Que ce soit dans des films, des pièces de théâtre ou des chansons, les avances sexuelles non désirées envers les femmes sont depuis longtemps présentées comme des agissements acceptables
Selon des activistes, les représentations médiatiques encouragent le harcèlement des femmes (AFP/Khaled Desouki)
Selon des activistes, les représentations médiatiques encouragent le harcèlement des femmes (AFP/Khaled Desouki)

Dans une scène d’une des plus célèbres pièces de théâtre égyptiennes, « El Wad Sayed El Shaghaal » (Sayed le servant), le légendaire acteur comique Adel Imam dépose plusieurs baisers non désirés sur l’actrice Ragaa al-Geddawy. Dans une autre, il arrache la robe d’une femme et s’en sert pour imiter un torero.
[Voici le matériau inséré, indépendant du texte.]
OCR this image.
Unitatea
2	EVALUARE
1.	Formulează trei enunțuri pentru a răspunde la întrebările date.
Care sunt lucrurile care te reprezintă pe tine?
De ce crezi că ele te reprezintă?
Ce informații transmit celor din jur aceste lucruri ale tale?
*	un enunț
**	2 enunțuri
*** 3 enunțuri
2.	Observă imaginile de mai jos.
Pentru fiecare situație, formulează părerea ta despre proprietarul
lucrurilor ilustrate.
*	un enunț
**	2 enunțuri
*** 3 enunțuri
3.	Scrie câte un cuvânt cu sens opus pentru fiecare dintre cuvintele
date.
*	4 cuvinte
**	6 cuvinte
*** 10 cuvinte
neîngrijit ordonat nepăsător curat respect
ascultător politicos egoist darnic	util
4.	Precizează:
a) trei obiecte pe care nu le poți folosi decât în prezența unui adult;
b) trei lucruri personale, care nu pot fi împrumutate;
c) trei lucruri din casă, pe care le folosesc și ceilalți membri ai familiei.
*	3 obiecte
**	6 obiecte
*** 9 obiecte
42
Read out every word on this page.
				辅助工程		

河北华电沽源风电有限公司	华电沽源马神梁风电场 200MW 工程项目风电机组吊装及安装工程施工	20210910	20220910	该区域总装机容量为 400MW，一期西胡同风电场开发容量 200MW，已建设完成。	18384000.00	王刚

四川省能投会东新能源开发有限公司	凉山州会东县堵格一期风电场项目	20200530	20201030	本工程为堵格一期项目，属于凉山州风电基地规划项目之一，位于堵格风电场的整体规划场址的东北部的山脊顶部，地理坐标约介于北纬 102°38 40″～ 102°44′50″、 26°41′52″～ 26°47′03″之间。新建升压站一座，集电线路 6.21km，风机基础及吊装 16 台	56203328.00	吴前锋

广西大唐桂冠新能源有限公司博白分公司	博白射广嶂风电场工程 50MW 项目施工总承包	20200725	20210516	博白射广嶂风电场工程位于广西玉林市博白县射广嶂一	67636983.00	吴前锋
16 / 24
Ces agissements provoquaient l’hilarité du public dans les salles de théâtre en 1985.

Adel Imam incarne le servant Sayed, un rôle considéré comme problématique par certains détracteurs (capture d’écran/Netflix)
Adel Imam incarne le servant Sayed, un rôle considéré comme problématique par certains détracteurs (capture d’écran/Netflix)

S’il est difficile d’imaginer que de telles scènes puissent être tolérées aujourd’hui, cela ne signifie pas que le harcèlement sexuel et la misogynie ne sont pas monnaie courante dans les médias arabes.

Adel Imam incarne souvent des « coureurs de jupons » dans les films et autres productions dans lesquelles il joue. Les connotations misogynes manifestes de ses prestations sont ainsi régulièrement critiquées.

Dans Bobbos (2009), un film dont il partage la tête d’affiche avec l’actrice Yousra, on peut voir le vétéran lorgner des femmes légèrement vêtues ou toucher les cuisses de femmes en deuil, prétendument pour les réconforter.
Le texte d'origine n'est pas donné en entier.